Polémica: las boletas sin doblez
El primer conflicto del proceso ya está servido: el INE validó que las boletas ingresen a las urnas sin doblez («planchadas»), aunque no se modificaron las cajas, que conservan la ranura estrecha que tradicionalmente obligaba a doblar la boleta en cuatro partes para introducirla.
El PRI, encabezado por su dirigente nacional Alejandro «Alito» Moreno, anunció que impugnará la medida ante el tribunal electoral, al advertir que facilitaría el «relleno de urnas» y abriría la puerta a un fraude con «urnas embarazadas» en complicidad con el crimen organizado.

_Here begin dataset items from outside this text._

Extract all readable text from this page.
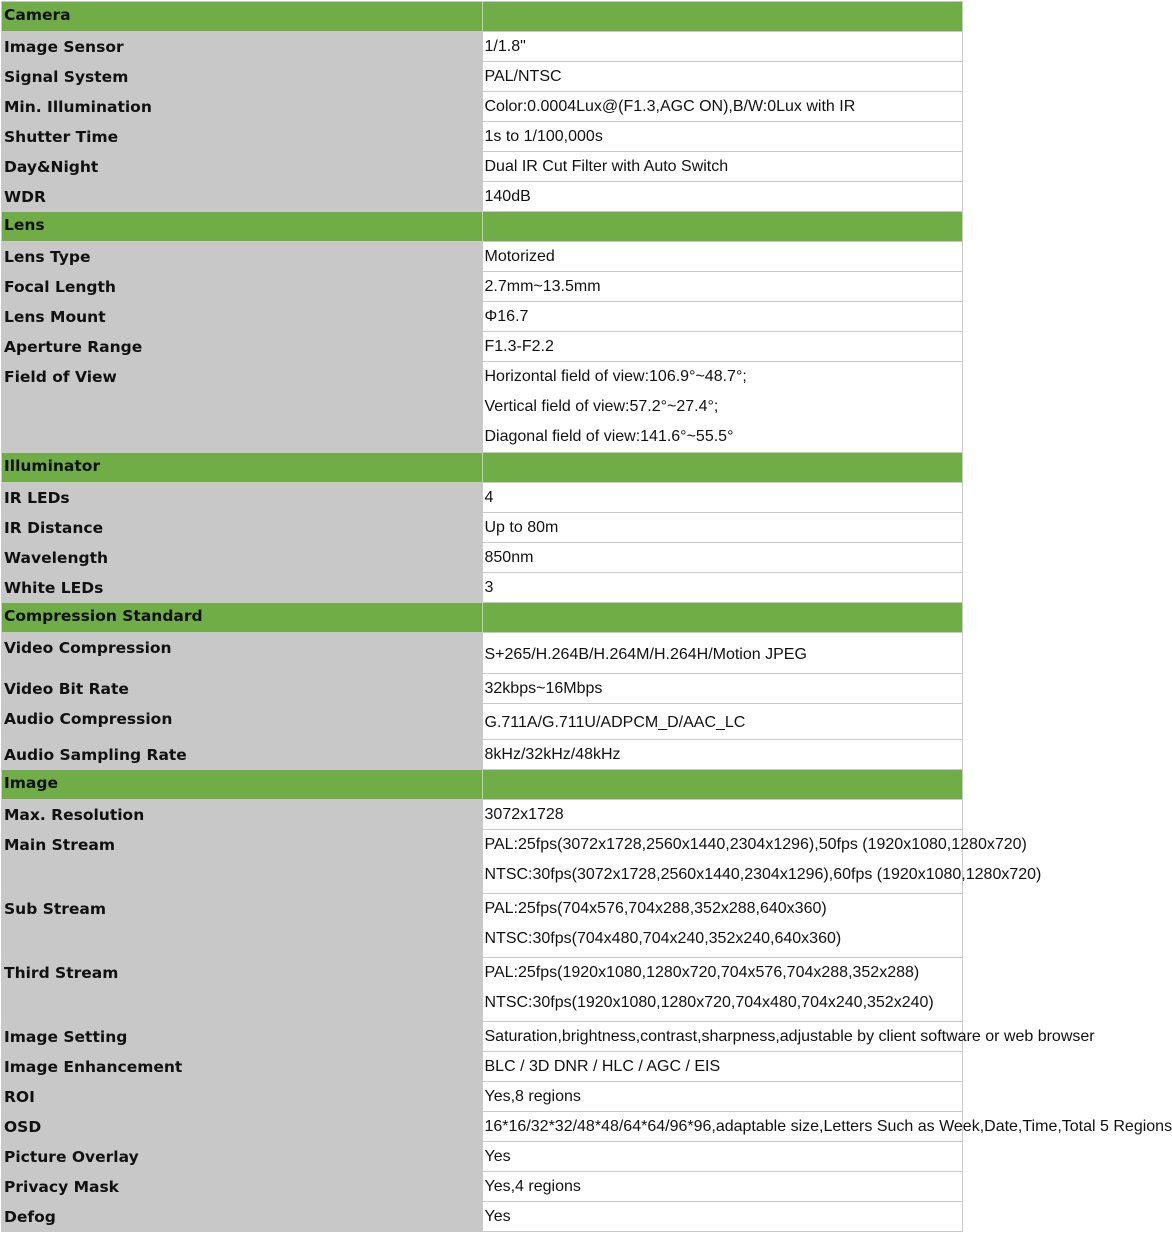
Camera	
Image Sensor	1/1.8"

Signal System	PAL/NTSC

Min. Illumination	Color:0.0004Lux@(F1.3,AGC ON),B/W:0Lux with IR

Shutter Time	1s to 1/100,000s

Day&Night	Dual IR Cut Filter with Auto Switch

WDR	140dB

Lens	
Lens Type	Motorized

Focal Length	2.7mm~13.5mm

Lens Mount	Φ16.7

Aperture Range	F1.3-F2.2

Field of View	Horizontal field of view:106.9°~48.7°;
Vertical field of view:57.2°~27.4°;
Diagonal field of view:141.6°~55.5°

Illuminator	
IR LEDs	4

IR Distance	Up to 80m

Wavelength	850nm

White LEDs	3

Compression Standard	
Video Compression	S+265/H.264B/H.264M/H.264H/Motion JPEG

Video Bit Rate	32kbps~16Mbps

Audio Compression	G.711A/G.711U/ADPCM_D/AAC_LC

Audio Sampling Rate	8kHz/32kHz/48kHz

Image	
Max. Resolution	3072x1728

Main Stream	PAL:25fps(3072x1728,2560x1440,2304x1296),50fps (1920x1080,1280x720)
NTSC:30fps(3072x1728,2560x1440,2304x1296),60fps (1920x1080,1280x720)

Sub Stream	PAL:25fps(704x576,704x288,352x288,640x360)
NTSC:30fps(704x480,704x240,352x240,640x360)

Third Stream	PAL:25fps(1920x1080,1280x720,704x576,704x288,352x288)
NTSC:30fps(1920x1080,1280x720,704x480,704x240,352x240)

Image Setting	Saturation,brightness,contrast,sharpness,adjustable by client software or web browser

Image Enhancement	BLC / 3D DNR / HLC / AGC / EIS

ROI	Yes,8 regions

OSD	16*16/32*32/48*48/64*64/96*96,adaptable size,Letters Such as Week,Date,Time,Total 5 Regions

Picture Overlay	Yes

Privacy Mask	Yes,4 regions

Defog	Yes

«Este es un claro, abierto y descarado fraude que van a querer hacer en la elección para robarse la elección», señaló Moreno, al cuestionar cómo entrarían boletas marcadas por la ranura actual sin ser dobladas, y al asegurar que los pactos con el crimen organizado podrían traducirse en la intimidación de representantes de casilla. Será ahora el tribunal quien determine si prospera el recurso del tricolor.
Un arranque cuestionado
El inicio del proceso también quedó bajo la sombra de la renuncia de la secretaria ejecutiva del INE, Claudia Arleth Espino, quien dejó el cargo por motivos de salud y personales, argumentando que los tiempos del proceso no le permitirían continuar. Su salida, apenas un día antes del arranque formal y en medio de cuestionamientos previos al instituto, generó incertidumbre sobre la conducción operativa de la elección más grande del sexenio.
Con el proceso ya en marcha, la discusión por la integridad del voto —y el destino de las boletas planchadas— marcará la agenda política de las próximas semanas.